How is it possible to get 591/600 pts for med, seroiusly, wtf xD? Summon maroonrk. Has the exact/very similar problem appeared somewhere else already?

On a second thought I admit it is rather standard and I have seen it definitely, but probably never coded it.

comment on cf

I've seen the same idea in a DPRK contest and a recent CCPC, so to me, the problem was just a quick-typing.

I've first seen the idea from the editorial in "A Practical Guide To Quantitative Finance Interviews" (aka green book). The Coin Sequence problem in chapter about martingales.

I've also seen it in "Probability with Martingales" by David Williams, as an application of "Doob's optional stopping theorem". His version is called the "abracadabra problem" and has many articles/blogs covering it:

https://jeremykun.com/2014/03/03/martingales-and-the-optional-stopping-theorem/

https://math.uchicago.edu/~may/VIGRE/VIGRE2011/REUPapers/Ai.pdf

The recent CCPC problem is https://codeforces.com/gym/102832/problem/G. Kevin, Scott and I virtualled this contest recently on stream actually, and Scott told us the solution then.

During the challenge phase I wasn't able to open source of few submission, why is that so?

also draft of editorial: https://docs.google.com/document/d/e/2PACX-1vS1-Zy1xo9jJ363yXpYynBMacuf2mc89WMc_19hyxZRHMgGRfmJcaD87K0rTWD1CwThVL7iYc5KGsXK/pub

Any ideas for the 600 point problem? (div1) The one about rolling a dice till the last few rolled letters match a given goal string?

Specifically, all the states in the DP, (using a KMP as a support for the DP), seem to be kind of circular and interdependent on each other. Is there any way to resolve this?

For each $$$i$$$, find the expected number of steps until you get to the KMP state $$$i+1$$$ from the state $$$i$$$.

I ended up coding a Gauss elimination and it turned out to be fast enough to pass. I suspect it may have been because I chose the right order of traversal and it actually worked in O(N^2) but I didn't prove it on the contest. On the contest I also added some heuristic for the case when there were a lot of zeroes in each row, but I tried to submit it in the practice room without that optimization and it still passed.

WOW!! how exactly did you speed up O(N^3) to O(N^2)?

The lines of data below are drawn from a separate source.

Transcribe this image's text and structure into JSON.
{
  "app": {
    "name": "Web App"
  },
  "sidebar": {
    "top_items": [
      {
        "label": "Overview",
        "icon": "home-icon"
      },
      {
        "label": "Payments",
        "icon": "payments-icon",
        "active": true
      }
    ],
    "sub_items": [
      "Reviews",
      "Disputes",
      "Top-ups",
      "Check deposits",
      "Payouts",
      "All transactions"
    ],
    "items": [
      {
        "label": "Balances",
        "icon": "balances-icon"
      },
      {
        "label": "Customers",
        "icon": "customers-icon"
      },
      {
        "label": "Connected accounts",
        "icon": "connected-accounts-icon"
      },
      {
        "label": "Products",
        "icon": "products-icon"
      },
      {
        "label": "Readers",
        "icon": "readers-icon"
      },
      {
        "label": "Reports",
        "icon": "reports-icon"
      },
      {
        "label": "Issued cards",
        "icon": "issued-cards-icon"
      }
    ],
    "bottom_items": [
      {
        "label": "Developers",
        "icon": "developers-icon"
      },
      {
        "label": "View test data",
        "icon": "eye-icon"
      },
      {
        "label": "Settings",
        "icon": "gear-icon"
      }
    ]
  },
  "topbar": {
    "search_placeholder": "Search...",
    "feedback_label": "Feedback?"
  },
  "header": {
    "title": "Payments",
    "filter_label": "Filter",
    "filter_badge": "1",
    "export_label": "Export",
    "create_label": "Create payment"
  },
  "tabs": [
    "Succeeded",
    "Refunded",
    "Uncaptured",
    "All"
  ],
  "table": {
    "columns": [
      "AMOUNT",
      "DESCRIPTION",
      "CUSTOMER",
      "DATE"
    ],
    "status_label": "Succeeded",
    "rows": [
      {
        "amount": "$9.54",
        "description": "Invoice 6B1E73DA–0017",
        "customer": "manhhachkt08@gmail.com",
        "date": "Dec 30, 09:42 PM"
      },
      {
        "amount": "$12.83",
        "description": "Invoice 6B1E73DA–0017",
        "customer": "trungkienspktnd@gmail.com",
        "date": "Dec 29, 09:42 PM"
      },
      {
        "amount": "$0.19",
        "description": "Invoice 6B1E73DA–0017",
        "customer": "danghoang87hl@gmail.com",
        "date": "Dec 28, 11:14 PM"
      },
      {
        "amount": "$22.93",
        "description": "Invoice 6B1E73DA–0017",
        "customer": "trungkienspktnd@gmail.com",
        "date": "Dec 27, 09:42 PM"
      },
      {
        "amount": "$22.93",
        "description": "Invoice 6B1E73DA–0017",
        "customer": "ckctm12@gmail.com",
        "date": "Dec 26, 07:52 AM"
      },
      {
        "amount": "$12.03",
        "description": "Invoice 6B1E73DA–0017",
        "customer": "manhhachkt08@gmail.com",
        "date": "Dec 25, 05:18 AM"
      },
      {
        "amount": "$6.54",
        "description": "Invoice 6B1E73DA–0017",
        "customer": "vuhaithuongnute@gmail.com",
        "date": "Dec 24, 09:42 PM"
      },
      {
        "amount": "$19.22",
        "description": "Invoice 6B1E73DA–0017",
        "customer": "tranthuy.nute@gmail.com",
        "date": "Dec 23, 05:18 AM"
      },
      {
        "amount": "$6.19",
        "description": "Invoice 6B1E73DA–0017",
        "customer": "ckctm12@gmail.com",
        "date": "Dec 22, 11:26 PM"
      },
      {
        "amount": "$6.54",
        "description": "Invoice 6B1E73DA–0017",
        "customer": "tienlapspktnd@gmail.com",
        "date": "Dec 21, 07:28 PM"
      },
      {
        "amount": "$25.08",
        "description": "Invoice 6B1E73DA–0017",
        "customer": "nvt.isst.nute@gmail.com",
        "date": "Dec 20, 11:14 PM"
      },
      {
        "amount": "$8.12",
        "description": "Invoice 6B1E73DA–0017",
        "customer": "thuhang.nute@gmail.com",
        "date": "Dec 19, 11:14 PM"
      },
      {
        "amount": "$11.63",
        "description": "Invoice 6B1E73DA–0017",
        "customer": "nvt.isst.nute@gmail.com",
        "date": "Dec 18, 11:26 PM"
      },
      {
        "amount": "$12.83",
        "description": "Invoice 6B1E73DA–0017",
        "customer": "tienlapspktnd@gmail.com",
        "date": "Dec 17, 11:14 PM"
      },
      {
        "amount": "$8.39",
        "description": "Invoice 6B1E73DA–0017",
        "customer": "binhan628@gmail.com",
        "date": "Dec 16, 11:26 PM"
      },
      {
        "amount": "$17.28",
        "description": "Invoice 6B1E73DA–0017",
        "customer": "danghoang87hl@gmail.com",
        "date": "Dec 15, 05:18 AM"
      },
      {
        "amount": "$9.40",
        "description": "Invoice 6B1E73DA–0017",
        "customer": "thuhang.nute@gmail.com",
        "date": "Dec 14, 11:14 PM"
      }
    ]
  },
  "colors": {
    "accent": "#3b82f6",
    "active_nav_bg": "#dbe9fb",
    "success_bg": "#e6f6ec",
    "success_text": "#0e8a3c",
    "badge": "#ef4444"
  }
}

Gauss elimination will work in O(N^2) since there is nothing above the diagonal in the matrix. You can even solve in O(N*|Dice|) — number of non-zero elements there.

Actually stupid, don't know why it worths 600. Just represent $$$dp[i]$$$ as $$$a\cdot dp[0] + b$$$. Then we get $$$dp[0]$$$ since $$$dp[length(goal)] = 0$$$.

That is pretty much equivalent to actually solving the system of linear equations. So your solution is basically the same as what the other people used. I guess, the challenge was implementing the gaussian elimination along with KMP in the time which was allotted

How to copy paste a list of integers during hacking phase?

At least in the applet the following works. Copy an entire string that looks like this:

paste it into the text box where you normally enter one element, and press the {} button.

Draft of the editorial

It's funny that the formula for the medium can also be discovered and proven using the theorem from the hard about expected time for a Markov chain to return :) (motivated by reading this)

Consider a Markov chain where state is a k-1 character string and transition is adding one character to the end (according to our probabilities) and removing the first character. It's easy to verify that the stationary distribution of this chain has probabilities equal to the product of probabilities comprising the string, and therefore the expected repeat time for any state is one over that.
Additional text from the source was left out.